La compote de Côme #176
Du dimanche 9 juin au dimanche 16,
J’ai lu :
Hildegarde - Au fond, ce n’est pas l’histoire d’Hildegarde, abbesse du XIIe siècle aux visions prophétiques, dont il est question ici ; ce n’est même pas, enfin pas tout à fait, la peinture d’un siècle où toutes les merveilles, toutes les batailles, toutes les magies semblent possibles. Hildegarde est cela, bien sûr, mais au fil de ses chapitres qui se lisent comme de denses et exigeantes nouvelles, j’ai fini par comprendre : c’est le récit, et lui seul, qui compte ici. C’est un livre sur le plaisir de lire et d’entendre des histoires, de se laisser bercer par la voix du conteur, s’abandonner à l’écoute de la même histoire, déroulée encore et encore mais différemment à chaque fois, et de cette somme tirer un plaisir pas tout à fait définissable.

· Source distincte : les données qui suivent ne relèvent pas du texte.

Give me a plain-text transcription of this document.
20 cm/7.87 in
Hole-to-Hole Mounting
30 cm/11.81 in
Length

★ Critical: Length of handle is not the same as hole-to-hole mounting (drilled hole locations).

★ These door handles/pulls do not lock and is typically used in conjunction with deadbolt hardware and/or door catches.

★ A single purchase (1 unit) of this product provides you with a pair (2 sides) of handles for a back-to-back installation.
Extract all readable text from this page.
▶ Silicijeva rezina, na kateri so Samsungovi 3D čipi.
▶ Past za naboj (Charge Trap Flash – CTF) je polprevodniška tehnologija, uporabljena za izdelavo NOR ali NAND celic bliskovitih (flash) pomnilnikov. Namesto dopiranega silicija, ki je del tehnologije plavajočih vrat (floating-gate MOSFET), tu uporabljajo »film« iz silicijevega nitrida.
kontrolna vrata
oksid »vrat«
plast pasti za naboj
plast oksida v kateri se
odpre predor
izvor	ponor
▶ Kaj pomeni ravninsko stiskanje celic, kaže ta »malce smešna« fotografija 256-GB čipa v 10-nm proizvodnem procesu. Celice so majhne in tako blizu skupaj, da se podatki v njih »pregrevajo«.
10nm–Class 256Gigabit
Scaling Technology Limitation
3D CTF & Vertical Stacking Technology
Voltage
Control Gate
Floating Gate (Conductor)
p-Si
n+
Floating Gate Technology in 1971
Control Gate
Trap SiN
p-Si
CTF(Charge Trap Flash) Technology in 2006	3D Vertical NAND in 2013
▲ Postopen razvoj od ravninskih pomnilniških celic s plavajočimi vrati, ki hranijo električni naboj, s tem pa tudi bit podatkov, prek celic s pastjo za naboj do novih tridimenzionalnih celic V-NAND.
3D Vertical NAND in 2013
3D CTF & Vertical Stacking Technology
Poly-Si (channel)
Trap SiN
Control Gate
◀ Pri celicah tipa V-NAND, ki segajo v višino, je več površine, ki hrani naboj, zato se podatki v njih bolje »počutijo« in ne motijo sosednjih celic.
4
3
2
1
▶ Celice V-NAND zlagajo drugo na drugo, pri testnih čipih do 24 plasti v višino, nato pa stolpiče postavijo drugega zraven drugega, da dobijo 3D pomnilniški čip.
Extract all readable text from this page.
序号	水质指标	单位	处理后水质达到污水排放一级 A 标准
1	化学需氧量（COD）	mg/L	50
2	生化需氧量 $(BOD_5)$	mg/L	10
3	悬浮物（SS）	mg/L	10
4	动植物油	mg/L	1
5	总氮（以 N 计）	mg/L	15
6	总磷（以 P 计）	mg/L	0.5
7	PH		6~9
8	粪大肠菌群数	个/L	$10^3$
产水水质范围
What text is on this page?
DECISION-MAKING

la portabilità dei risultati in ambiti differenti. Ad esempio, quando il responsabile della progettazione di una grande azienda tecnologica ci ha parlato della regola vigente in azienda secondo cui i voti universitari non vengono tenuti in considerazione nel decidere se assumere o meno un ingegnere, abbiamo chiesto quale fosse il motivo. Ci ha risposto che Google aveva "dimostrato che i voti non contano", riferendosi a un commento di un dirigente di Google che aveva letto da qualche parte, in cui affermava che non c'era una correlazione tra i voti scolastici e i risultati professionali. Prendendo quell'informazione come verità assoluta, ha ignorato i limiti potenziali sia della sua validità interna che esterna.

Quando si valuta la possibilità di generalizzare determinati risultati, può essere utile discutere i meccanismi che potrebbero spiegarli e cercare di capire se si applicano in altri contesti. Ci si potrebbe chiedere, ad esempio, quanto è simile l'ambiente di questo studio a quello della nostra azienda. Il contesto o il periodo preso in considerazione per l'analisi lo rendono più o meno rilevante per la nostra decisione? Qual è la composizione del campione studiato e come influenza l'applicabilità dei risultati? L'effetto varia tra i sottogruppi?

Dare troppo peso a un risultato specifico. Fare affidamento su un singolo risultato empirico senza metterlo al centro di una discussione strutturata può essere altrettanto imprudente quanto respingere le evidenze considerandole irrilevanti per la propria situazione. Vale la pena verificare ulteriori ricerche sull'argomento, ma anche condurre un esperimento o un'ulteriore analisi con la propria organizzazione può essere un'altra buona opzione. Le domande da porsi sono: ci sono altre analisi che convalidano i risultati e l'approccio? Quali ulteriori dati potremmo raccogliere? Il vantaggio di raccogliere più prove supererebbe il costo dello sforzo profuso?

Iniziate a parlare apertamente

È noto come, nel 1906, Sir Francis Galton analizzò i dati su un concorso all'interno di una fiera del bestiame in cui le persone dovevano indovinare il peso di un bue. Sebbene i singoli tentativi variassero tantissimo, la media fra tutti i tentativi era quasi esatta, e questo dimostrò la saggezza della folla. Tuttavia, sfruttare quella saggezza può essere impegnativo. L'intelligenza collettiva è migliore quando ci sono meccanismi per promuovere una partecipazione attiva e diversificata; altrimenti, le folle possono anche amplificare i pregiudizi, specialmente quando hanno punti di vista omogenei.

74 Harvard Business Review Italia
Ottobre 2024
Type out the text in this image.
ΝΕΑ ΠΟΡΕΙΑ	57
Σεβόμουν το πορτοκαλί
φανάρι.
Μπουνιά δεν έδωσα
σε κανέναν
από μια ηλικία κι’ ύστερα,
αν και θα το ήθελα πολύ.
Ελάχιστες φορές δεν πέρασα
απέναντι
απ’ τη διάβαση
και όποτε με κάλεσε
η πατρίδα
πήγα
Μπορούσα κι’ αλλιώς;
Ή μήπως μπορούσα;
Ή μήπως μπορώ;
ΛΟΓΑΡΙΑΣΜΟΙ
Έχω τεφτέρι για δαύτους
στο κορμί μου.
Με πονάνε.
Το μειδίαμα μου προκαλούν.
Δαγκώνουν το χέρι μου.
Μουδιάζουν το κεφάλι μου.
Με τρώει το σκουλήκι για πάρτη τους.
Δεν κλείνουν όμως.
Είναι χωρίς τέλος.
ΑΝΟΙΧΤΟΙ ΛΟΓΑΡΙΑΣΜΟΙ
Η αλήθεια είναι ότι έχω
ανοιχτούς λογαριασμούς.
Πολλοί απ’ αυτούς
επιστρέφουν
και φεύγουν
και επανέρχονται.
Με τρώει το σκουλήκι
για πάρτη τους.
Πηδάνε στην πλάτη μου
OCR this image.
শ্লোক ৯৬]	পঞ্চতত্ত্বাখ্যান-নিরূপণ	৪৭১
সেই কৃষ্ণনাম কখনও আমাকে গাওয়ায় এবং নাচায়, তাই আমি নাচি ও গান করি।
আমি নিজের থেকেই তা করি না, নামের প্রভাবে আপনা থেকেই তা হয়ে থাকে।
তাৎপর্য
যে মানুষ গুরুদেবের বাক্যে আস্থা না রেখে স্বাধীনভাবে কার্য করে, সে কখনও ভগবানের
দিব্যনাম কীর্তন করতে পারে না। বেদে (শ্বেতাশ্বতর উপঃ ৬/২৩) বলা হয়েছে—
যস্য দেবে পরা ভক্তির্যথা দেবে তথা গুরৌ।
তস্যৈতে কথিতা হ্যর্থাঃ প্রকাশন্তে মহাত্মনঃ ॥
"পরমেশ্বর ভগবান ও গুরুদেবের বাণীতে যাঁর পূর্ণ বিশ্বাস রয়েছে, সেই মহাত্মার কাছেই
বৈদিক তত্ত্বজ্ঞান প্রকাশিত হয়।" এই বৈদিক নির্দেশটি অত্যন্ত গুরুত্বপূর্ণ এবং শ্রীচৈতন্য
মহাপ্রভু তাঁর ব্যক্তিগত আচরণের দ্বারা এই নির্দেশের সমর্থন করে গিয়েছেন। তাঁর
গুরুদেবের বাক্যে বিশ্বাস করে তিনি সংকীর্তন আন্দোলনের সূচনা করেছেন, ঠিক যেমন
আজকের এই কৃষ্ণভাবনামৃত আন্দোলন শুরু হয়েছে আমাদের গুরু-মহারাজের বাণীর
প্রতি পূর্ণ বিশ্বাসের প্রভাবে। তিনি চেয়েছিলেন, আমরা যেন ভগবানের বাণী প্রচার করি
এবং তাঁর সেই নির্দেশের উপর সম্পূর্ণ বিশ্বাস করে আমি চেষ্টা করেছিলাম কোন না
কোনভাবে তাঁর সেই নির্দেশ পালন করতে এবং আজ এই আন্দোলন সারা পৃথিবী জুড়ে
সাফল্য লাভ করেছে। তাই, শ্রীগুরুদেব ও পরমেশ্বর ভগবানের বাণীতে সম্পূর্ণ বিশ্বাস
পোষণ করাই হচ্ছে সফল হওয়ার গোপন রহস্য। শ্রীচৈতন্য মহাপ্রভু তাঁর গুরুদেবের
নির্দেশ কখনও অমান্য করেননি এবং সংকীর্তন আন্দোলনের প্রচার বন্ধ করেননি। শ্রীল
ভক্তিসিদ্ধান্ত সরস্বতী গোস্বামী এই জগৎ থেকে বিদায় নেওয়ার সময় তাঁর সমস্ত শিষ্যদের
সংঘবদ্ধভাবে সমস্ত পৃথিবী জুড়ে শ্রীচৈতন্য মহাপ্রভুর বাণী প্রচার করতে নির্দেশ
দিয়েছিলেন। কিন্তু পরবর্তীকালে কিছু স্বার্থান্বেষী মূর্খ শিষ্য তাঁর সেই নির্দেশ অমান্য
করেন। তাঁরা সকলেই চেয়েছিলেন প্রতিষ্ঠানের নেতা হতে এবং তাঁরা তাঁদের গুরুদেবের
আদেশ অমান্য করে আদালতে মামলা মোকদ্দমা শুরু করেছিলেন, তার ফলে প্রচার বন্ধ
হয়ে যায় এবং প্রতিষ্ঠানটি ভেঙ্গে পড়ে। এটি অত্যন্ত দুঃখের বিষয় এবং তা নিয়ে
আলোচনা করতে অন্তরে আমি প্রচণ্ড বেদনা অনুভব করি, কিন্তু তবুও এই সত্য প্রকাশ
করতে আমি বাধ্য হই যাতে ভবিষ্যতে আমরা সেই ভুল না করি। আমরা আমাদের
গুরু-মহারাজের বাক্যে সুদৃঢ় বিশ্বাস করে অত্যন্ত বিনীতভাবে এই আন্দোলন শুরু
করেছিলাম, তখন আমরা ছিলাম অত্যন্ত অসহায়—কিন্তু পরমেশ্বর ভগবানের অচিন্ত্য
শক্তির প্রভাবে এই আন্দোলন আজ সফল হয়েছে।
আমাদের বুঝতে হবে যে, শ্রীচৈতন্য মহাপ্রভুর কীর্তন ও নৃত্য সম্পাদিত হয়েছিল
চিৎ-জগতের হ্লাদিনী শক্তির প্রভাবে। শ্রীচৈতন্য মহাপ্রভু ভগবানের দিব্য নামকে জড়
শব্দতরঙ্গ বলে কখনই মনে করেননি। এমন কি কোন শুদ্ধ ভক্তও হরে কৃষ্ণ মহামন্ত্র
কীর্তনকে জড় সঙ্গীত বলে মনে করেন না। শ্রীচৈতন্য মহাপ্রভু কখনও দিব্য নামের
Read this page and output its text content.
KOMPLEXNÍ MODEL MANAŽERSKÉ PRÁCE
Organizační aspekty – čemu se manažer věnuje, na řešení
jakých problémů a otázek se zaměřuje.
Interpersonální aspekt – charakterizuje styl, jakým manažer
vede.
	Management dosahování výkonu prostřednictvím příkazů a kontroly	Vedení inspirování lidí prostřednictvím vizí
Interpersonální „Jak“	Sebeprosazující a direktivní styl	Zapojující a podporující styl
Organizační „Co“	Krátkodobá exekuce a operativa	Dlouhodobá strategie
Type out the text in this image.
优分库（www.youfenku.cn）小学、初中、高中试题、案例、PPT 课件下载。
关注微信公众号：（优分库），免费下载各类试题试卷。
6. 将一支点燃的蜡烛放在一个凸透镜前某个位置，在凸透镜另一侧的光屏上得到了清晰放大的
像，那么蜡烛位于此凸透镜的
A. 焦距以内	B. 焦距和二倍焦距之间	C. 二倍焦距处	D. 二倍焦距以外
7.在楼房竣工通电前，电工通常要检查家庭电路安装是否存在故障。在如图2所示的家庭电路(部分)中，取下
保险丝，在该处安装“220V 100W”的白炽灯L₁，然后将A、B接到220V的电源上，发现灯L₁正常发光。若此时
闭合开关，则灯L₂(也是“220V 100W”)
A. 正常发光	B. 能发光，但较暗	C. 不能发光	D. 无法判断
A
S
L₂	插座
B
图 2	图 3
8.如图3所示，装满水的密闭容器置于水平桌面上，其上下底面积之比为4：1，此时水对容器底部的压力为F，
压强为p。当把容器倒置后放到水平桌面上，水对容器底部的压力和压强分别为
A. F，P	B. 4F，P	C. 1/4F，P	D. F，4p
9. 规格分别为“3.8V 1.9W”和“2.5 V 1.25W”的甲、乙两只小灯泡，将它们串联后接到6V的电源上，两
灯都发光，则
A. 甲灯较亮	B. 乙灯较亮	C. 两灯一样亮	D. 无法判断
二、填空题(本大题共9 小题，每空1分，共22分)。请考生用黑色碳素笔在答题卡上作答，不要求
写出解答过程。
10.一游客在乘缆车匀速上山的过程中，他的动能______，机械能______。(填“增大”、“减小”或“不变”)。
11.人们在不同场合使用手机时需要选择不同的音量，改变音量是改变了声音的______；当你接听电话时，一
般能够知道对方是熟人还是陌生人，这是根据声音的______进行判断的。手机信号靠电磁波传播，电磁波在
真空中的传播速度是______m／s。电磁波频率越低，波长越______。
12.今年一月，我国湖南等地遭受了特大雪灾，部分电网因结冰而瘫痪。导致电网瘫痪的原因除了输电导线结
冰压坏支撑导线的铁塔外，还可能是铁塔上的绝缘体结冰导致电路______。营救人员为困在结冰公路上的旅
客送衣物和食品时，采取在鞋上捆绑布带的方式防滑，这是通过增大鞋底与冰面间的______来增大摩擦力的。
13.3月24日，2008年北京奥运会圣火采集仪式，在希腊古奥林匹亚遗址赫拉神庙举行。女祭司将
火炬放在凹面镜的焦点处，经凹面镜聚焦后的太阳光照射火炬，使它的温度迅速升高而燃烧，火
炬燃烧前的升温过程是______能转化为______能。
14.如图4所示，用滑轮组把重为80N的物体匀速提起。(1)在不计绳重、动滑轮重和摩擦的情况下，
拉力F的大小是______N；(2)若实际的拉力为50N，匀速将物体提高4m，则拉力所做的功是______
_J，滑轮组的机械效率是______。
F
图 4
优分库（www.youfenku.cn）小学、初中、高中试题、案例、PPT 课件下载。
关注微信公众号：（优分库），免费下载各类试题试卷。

Un livre par lequel je commence à comprendre l’engouement de mes pairs pour Léo Henry…
They Call This The City - Désolé si tu ne t’appelles pas Steve J. mais ce paragraphe ne te concerne pas ; en revanche, Steve, sache qu’il s’agit ici du jeu de rôle le plus stevecore que j’ai jamais lu. L’idée de TCTtC, c’est de construire collectivement une ville imaginaire, mais pas en dessinant une carte ou en inventant des personnages qui la peupleraient, non, ce serait terriblement banal : ici, il s’agit plus de générer des données de toutes les façons possibles. Oui oui, il s’agit bien d’un JdR dont le but est de dessiner des graphiques à deux axes, des diagrammes à barres, des camemberts, des boîtes à moustaches, et j’en passe. J’espère qu’il deviendra vite le nouveau passe-temps à la mode à la machine à café de l’INSEE !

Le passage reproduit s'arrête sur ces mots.